Worum geht es bei dem Streik? Um ein paar Euro, so der Spitzenverband der gesetzlichen Krankenversicherungen (GKV ). „Im Zuge der mit der Kassenärztlichen Bundesvereinigung (KBV ) vorgenommenen Neukalkulation von ambulanten Operationen ist es zu einer Verschiebung der Vergütungsanteile gekommen. Bei größeren ambulanten Operationen wird nun mehr Aufwand veranschlagt, für kleinere Operationen etwas weniger. Konkret bedeutet dies, dass sich für eine Adenotomie die Vergütung von 111 Euro auf 107 Euro verringert hat.“Bei längeren Operationen, wie der plastischen Korrektur der Nasenscheidewand, hat sich die Vergütung dagegen von 261 Euro auf 304 Euro erhöht. „Es ist empörend, dass einige Ärzteverbände nicht einmal vor Drohungen gegen die Gesundheit von Kindern haltmachen. Wer wegen vier Euro Honorar offen dazu auffordert, kranke Kinder nicht zu behandeln, stellt offenkundig Geld über Gesundheit“, kritisiert der GKV. Selbst die KBV weist in einem Brief an die HNO-Verbände darauf hin, dass die Ärzte unterm Strich nun 2,3 Prozent mehr verdienen.

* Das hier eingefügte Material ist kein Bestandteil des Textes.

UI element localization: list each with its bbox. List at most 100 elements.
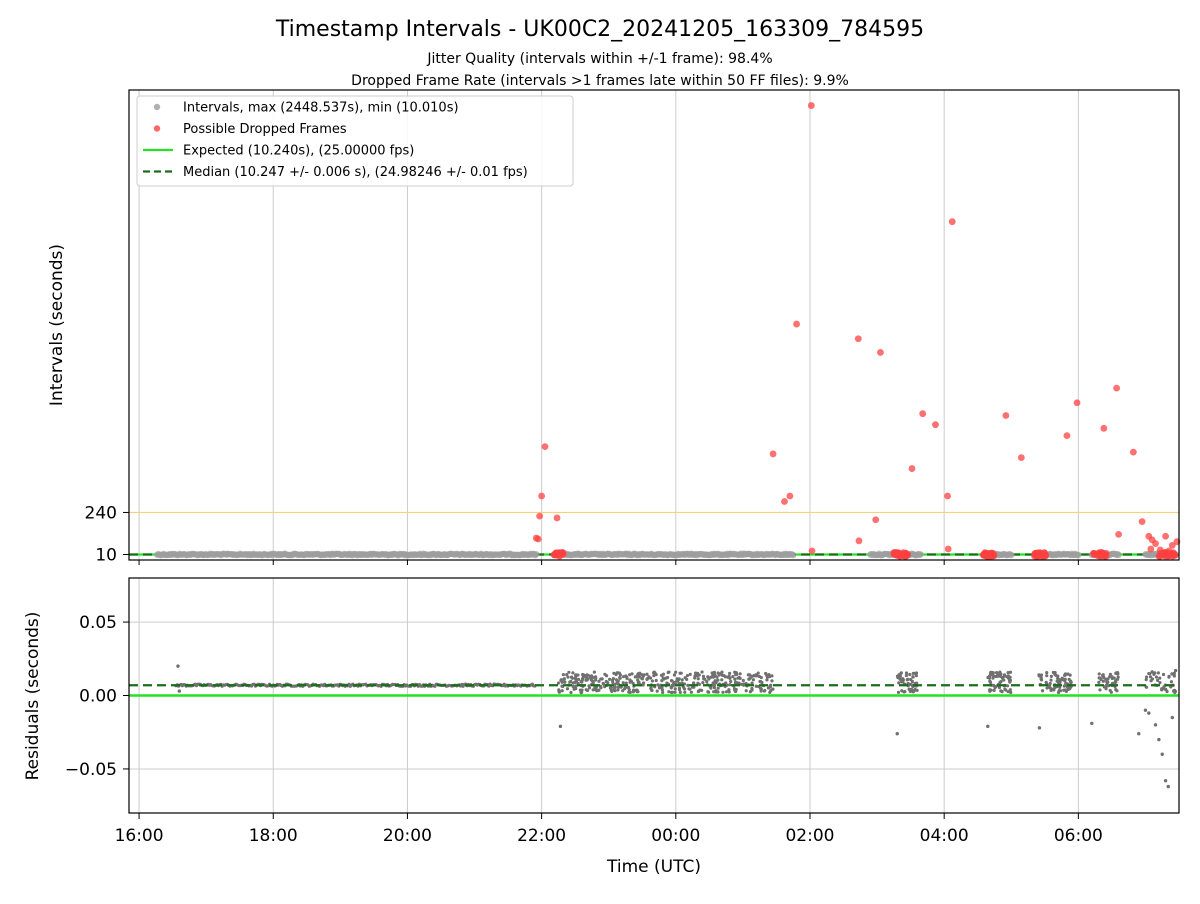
residual-point: [904, 673, 908, 678]
residual-point: [1108, 672, 1113, 676]
residual-point: [1116, 672, 1120, 676]
residual-point: [688, 672, 692, 676]
time-xtick-label-4: 00:00: [651, 826, 700, 846]
residual-point: [1058, 689, 1063, 693]
residual-point: [653, 671, 657, 675]
residual-point: [758, 686, 762, 690]
residual-point: [1060, 678, 1064, 682]
residual-point: [1101, 673, 1105, 677]
residual-point: [587, 686, 592, 690]
residual-point: [1144, 675, 1149, 679]
intervals-legend: Intervals, max (2448.537s), min (10.010s…: [136, 95, 574, 187]
residual-point: [899, 671, 903, 675]
residual-point: [559, 678, 563, 682]
dropped-frame-point-1: [534, 535, 542, 543]
residual-point: [742, 682, 746, 686]
interval-point: [1008, 551, 1015, 559]
dropped-frame-point-7: [781, 498, 788, 505]
residual-point: [727, 674, 731, 678]
residual-point: [1064, 689, 1069, 694]
residual-point: [674, 670, 678, 674]
residual-point: [756, 671, 760, 675]
residual-point: [649, 685, 653, 690]
residual-point: [1063, 673, 1067, 677]
residual-point: [755, 674, 759, 678]
residual-outlier-0: [176, 664, 180, 668]
intervals-ytick-label-1: 240: [85, 503, 117, 523]
residual-point: [666, 675, 670, 680]
dropped-frame-point-10: [807, 102, 815, 109]
dropped-frame-cluster-point: [1096, 551, 1104, 558]
residual-point: [677, 686, 682, 690]
residual-point: [645, 672, 649, 676]
residual-point: [628, 690, 632, 694]
residual-point: [904, 671, 909, 675]
residual-point: [1109, 690, 1113, 694]
residual-point: [1049, 688, 1053, 692]
residual-point: [727, 690, 731, 694]
residual-point: [1158, 681, 1162, 685]
residual-point: [912, 688, 916, 693]
dropped-frame-point-37: [1147, 545, 1155, 553]
residual-point: [670, 690, 674, 694]
residual-point: [612, 671, 616, 675]
residual-point: [1040, 689, 1045, 693]
residual-point: [987, 676, 992, 680]
residual-point: [689, 690, 694, 694]
residual-point: [610, 678, 615, 682]
residual-point: [915, 688, 919, 692]
residual-point: [733, 680, 738, 684]
residual-outlier-15: [1166, 784, 1170, 789]
dropped-frame-point-22: [1002, 412, 1010, 419]
residual-point: [640, 676, 644, 681]
residual-point: [711, 675, 715, 679]
residual-point: [628, 678, 632, 682]
residual-point: [645, 677, 649, 681]
interval-point: [1075, 551, 1082, 559]
residual-point: [631, 688, 636, 692]
dropped-frame-point-20: [944, 545, 952, 553]
residual-outlier-7: [1137, 731, 1141, 736]
dropped-frame-point-26: [1100, 424, 1108, 432]
residual-point: [686, 683, 690, 687]
residual-point: [1167, 675, 1171, 679]
residual-point: [1045, 670, 1049, 675]
residuals-ytick-label-1: 0.00: [79, 687, 117, 707]
residual-point: [997, 685, 1002, 690]
residual-point: [738, 672, 742, 676]
residual-point: [576, 677, 581, 681]
residual-point: [670, 679, 674, 683]
residual-point: [700, 688, 704, 692]
residuals-ytick-label-0: 0.05: [79, 613, 117, 633]
residual-point: [1110, 675, 1114, 679]
residual-outlier-6: [1090, 721, 1094, 726]
residual-point: [579, 690, 583, 695]
interval-point: [533, 551, 540, 558]
dropped-frame-point-6: [769, 450, 777, 458]
interval-point: [790, 551, 797, 559]
time-xtick-label-6: 04:00: [920, 826, 969, 846]
intervals-ytick-label-0: 10: [95, 546, 117, 566]
residual-point: [697, 673, 701, 677]
dropped-frame-point-15: [877, 349, 884, 356]
residual-point: [648, 676, 653, 680]
residual-point: [1002, 674, 1006, 678]
dropped-frame-point-34: [1162, 532, 1169, 540]
residual-outlier-9: [1147, 711, 1151, 715]
residual-point: [673, 687, 677, 691]
residual-point: [716, 678, 720, 682]
residual-point: [574, 684, 578, 688]
residual-outlier-16: [1170, 715, 1174, 720]
residual-point: [609, 688, 613, 692]
time-xtick-label-2: 20:00: [383, 826, 432, 846]
residual-outlier-1: [177, 689, 182, 693]
residual-point: [760, 680, 764, 685]
residual-point: [750, 688, 754, 692]
residual-point: [571, 671, 575, 675]
residual-point: [712, 683, 716, 687]
dropped-frame-point-23: [1017, 454, 1025, 461]
residual-point: [584, 678, 588, 682]
residual-point: [685, 677, 689, 681]
residual-point: [561, 673, 565, 677]
residual-point: [1172, 671, 1176, 675]
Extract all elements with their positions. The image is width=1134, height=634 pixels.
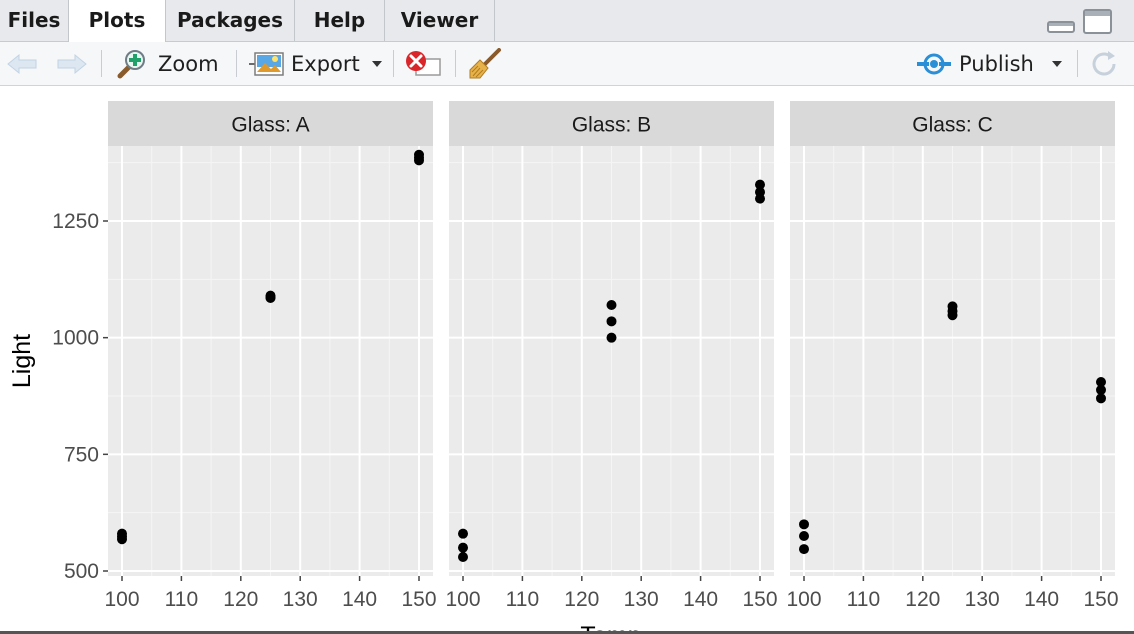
faceted-scatter-chart: Glass: A 100 110 120 130 140 150 Glass: B 100 110… [8,101,1119,634]
image-export-icon [249,51,284,76]
zoom-label: Zoom [158,51,219,76]
data-point [1096,393,1106,404]
broom-icon [469,47,501,78]
data-point [1096,384,1106,395]
tab-plots[interactable]: Plots [68,0,166,42]
x-tick-label: 140 [342,588,377,611]
x-tick-label: 150 [1083,588,1118,611]
x-tick-label: 140 [683,588,718,611]
zoom-button[interactable]: Zoom [116,42,219,85]
publish-button[interactable]: Publish [917,42,1062,85]
data-point [458,528,468,539]
chevron-down-icon [1051,60,1062,67]
x-tick-label: 110 [506,588,539,611]
x-tick-label: 100 [445,588,480,611]
facet-strip-label: Glass: B [572,114,651,137]
x-tick-label: 100 [786,588,821,611]
data-point [458,542,468,553]
data-point [414,149,424,160]
x-tick-label: 100 [104,588,139,611]
facet-strip-label: Glass: C [912,114,993,137]
data-point [606,316,617,327]
x-tick-label: 120 [905,588,940,611]
export-button[interactable]: Export [249,42,382,85]
x-tick-label: 150 [742,588,777,611]
data-point [799,519,809,530]
tab-help[interactable]: Help [295,0,385,41]
data-point [458,552,468,562]
plot-viewer: Glass: A 100 110 120 130 140 150 Glass: B 100 110… [0,86,1134,634]
facet-strip-label: Glass: A [231,114,309,137]
facet-strip [449,101,774,146]
maximize-icon[interactable] [1083,9,1113,40]
data-point [606,332,617,343]
y-tick-label: 500 [64,560,99,583]
publish-label: Publish [959,51,1034,76]
arrow-right-icon [57,53,87,74]
data-point [117,531,127,542]
data-point [606,300,617,310]
x-tick-label: 130 [624,588,659,611]
x-tick-label: 110 [165,588,198,611]
facet-strip [790,101,1115,146]
data-point [947,310,958,321]
toolbar-divider [455,50,456,77]
x-tick-label: 110 [847,588,880,611]
data-point [799,531,809,541]
facet-strip [108,101,433,146]
toolbar-divider [1077,50,1078,77]
data-point [755,193,765,204]
chevron-down-icon [371,60,382,67]
y-tick-label: 1000 [52,327,99,350]
y-axis-title: Light [8,334,36,388]
magnifier-icon [117,49,145,78]
x-tick-label: 120 [223,588,258,611]
toolbar-divider [393,50,394,77]
data-point [799,544,809,555]
refresh-icon [1092,50,1116,75]
x-tick-label: 120 [564,588,599,611]
x-tick-label: 150 [401,588,436,611]
minimize-icon[interactable] [1047,12,1075,39]
y-tick-label: 1250 [52,210,99,233]
y-tick-label: 750 [64,443,99,466]
toolbar-divider [101,50,102,77]
x-tick-label: 130 [283,588,318,611]
refresh-button[interactable] [1088,42,1120,85]
tab-packages[interactable]: Packages [166,0,295,41]
remove-plot-button[interactable] [404,42,442,85]
data-point [755,179,765,190]
export-label: Export [291,51,360,76]
x-tick-label: 130 [965,588,1000,611]
clear-all-plots-button[interactable] [468,42,502,85]
remove-plot-icon [406,50,441,76]
x-tick-label: 140 [1024,588,1059,611]
forward-button[interactable] [56,42,88,85]
arrow-left-icon [7,53,37,74]
tab-files[interactable]: Files [0,0,69,41]
back-button[interactable] [6,42,38,85]
tab-viewer[interactable]: Viewer [385,0,495,41]
pane-tab-bar: Files Plots Packages Help Viewer [0,0,1134,42]
data-point [265,292,276,303]
plots-toolbar: Zoom Export [0,42,1134,86]
toolbar-divider [236,50,237,77]
pane-border [0,631,1134,634]
publish-icon [917,53,951,74]
data-point [1096,377,1106,387]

Dürfen Ärzte Operationen aussetzen? Nein. Das Bundesgesundheitsministerium fordert die Kassenärztlichen Vereinigungen (KV) auf zu handeln. „Verweigert ein Vertragsarzt eine notwendige Behandlung mit dem Verweis auf eine zu geringe Vergütung, stellt dies einen Verstoß gegen die vertragsärztlichen Pflichten dar. In diesem Fall ist es Aufgabe der zuständigen KV, den Vertragsarzt zur Einhaltung der Pflichten anzuhalten“, sagte der Sprecher von Karl Lauterbach (SPD). Hierfür stünden verschiedene Disziplinarmaßnahmen zur Verfügung. Die KV Nordrhein ist wachsam: „Uns liegen bislang keine Hinweise vor, dass es in hiesigen HNO-Praxen zu entsprechenden Konstellationen gekommen wäre. Etwaigen Beobachtungen und Angaben von Patienten aus dem Rheinland würden wir nachgehen“, erklärte der KV-Sprecher. Das NRW-Gesundheitsministerium warnt die Ärzte: „Die Neukalkulation der Vergütung wurde von der KBV mitgetragen. Auch vor diesem Hintergrund ist es nicht akzeptabel, wenn ein Streit über die Höhe der Vergütung auf dem Rücken der Patientinnen und Patienten ausgetragen wird. Dies gilt insbesondere dann, wenn es sich um die Gesundheit von Kindern handelt“, sagte die Sprecherin von Karl-Josef Laumann (CDU).
Wie lange wird der Streik dauern? Der Aufruf, keine Operationstermine mehr zu vergeben, soll so lange gelten, bis es eine Zusage für eine deutliche Anhebung der Bezahlung gebe, kündigen die Ärzteverbände an. Privatpatienten sollen dagegen weiterhin operiert werden.